= Vladimir Viardo =

Russian pianist

Vladimir Vladimirovich Viardo (born 1949 in Krasnaya Polyana, Soviet Union), is a Russian pianist.

==Career==
The first steps in music were taken with his mother, the classical singer, voice teacher and pianist Nathalia Viardo.

Viardo studied with Irina Naumova at the Gnessin State Musical College and later studied with Lev Naumov at the Moscow Conservatory, where he remained as a student for six years. Naumov would describe him as "my number one pupil". During this time, he was tenured as a soloist by Moscow Philharmonia (the primary music organization of the USSR). After obtaining a doctorate, he was immediately engaged as assistant professor with Naumov at the Conservatory.

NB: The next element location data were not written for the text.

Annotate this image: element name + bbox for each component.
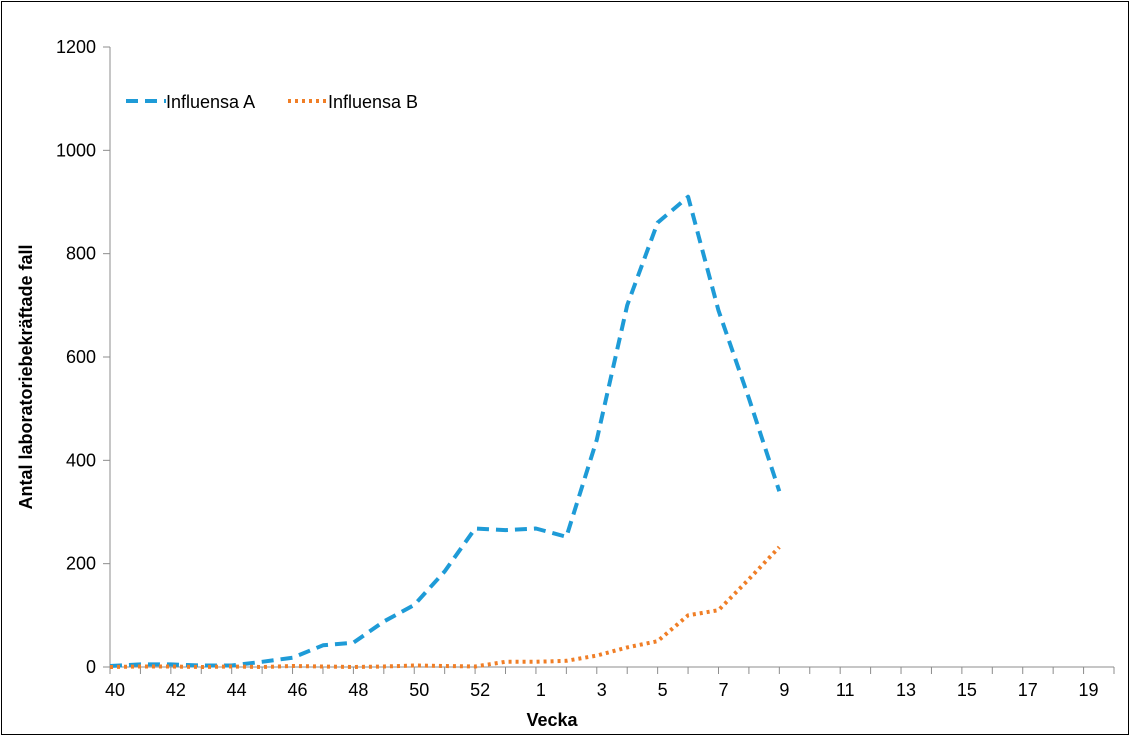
x-tick-label: 1 (536, 680, 546, 700)
y-tick-label: 0 (86, 657, 96, 677)
x-tick-label: 11 (836, 680, 855, 700)
x-tick-label: 40 (105, 680, 125, 700)
series-layer (109, 194, 782, 669)
y-tick-label: 1000 (56, 140, 96, 160)
x-tick-label: 44 (227, 680, 247, 700)
x-tick-label: 7 (718, 680, 728, 700)
x-tick-label: 15 (957, 680, 977, 700)
y-tick-label: 400 (66, 450, 96, 470)
x-tick-label: 50 (409, 680, 429, 700)
x-tick-label: 46 (288, 680, 308, 700)
x-tick-label: 5 (658, 680, 668, 700)
x-tick-label: 48 (348, 680, 368, 700)
x-axis-title: Vecka (526, 710, 578, 730)
series-line-influensa-a (109, 194, 782, 668)
series-line-influensa-b (109, 545, 781, 669)
x-tick-label: 13 (896, 680, 916, 700)
y-axis-ticks: 0 200 400 600 800 1000 1200 (56, 37, 110, 677)
y-tick-label: 600 (66, 347, 96, 367)
y-tick-label: 1200 (56, 37, 96, 57)
x-tick-label: 52 (470, 680, 490, 700)
y-tick-label: 200 (66, 554, 96, 574)
legend: Influensa A Influensa B (126, 92, 418, 112)
legend-label-influensa-b: Influensa B (328, 92, 418, 112)
x-tick-label: 17 (1018, 680, 1038, 700)
legend-label-influensa-a: Influensa A (166, 92, 255, 112)
x-tick-label: 19 (1079, 680, 1099, 700)
y-axis-title: Antal laboratoriebekräftade fall (16, 244, 36, 509)
x-tick-label: 9 (779, 680, 789, 700)
x-tick-label: 3 (597, 680, 607, 700)
x-axis-ticks: 40 42 44 46 48 50 52 1 3 5 7 9 11 13 15 17 19 (105, 667, 1115, 700)
x-tick-label: 42 (166, 680, 186, 700)
y-tick-label: 800 (66, 244, 96, 264)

At the age of 21 Viardo took the third prize and the Prix du Prince Rainier at the Marguerite Long-Jacques Thibaud Competition, and in 1973 first prize at the Van Cliburn International Competition. He had already launched an impressive world career when his travel visa was mysteriously revoked. For nearly thirteen years, Viardo was a virtual prisoner behind the Iron Curtain. During this period, he developed new horizons, vastly enlarging his repertoire, eventually including 37 concertos. Only when Mikhail Gorbachev rose to power in the Soviet Union was his freedom to travel restored; in 1987 he was permitted to accept engagements in Germany and in the United States.

He joined the University of North Texas College of Music faculty as artist-in-residence in 1989. His international roster of students includes young artists from Eastern Europe, as well as Portugal, Spain, Mexico, South Africa and the United States. Viardo's master classes are much in demand throughout the world and his name appears in the book The Most Wanted Piano Teachers in the USA.

Since returning to the West where his international career resumed with several concerts at Carnegie Hall, the Lincoln and Kennedy Centers, Salle Pleyel and the Concertgebouw, Viardo's tours have taken him to American, Canadian and European cities, Asia and South Africa as well as to Israel, Central and South America, appearing as soloist with conductors such as Lorin Maazel, Zubin Mehta, Vladimir Spivakov, Dmitri Kitayenko, Eduardo Mata, Anatoly Zatin, Kirill Kondrashin, and Krzysztof Penderecki. He has made numerous recordings for Melodiya, Pro Arte, Nonesuch, and Sony.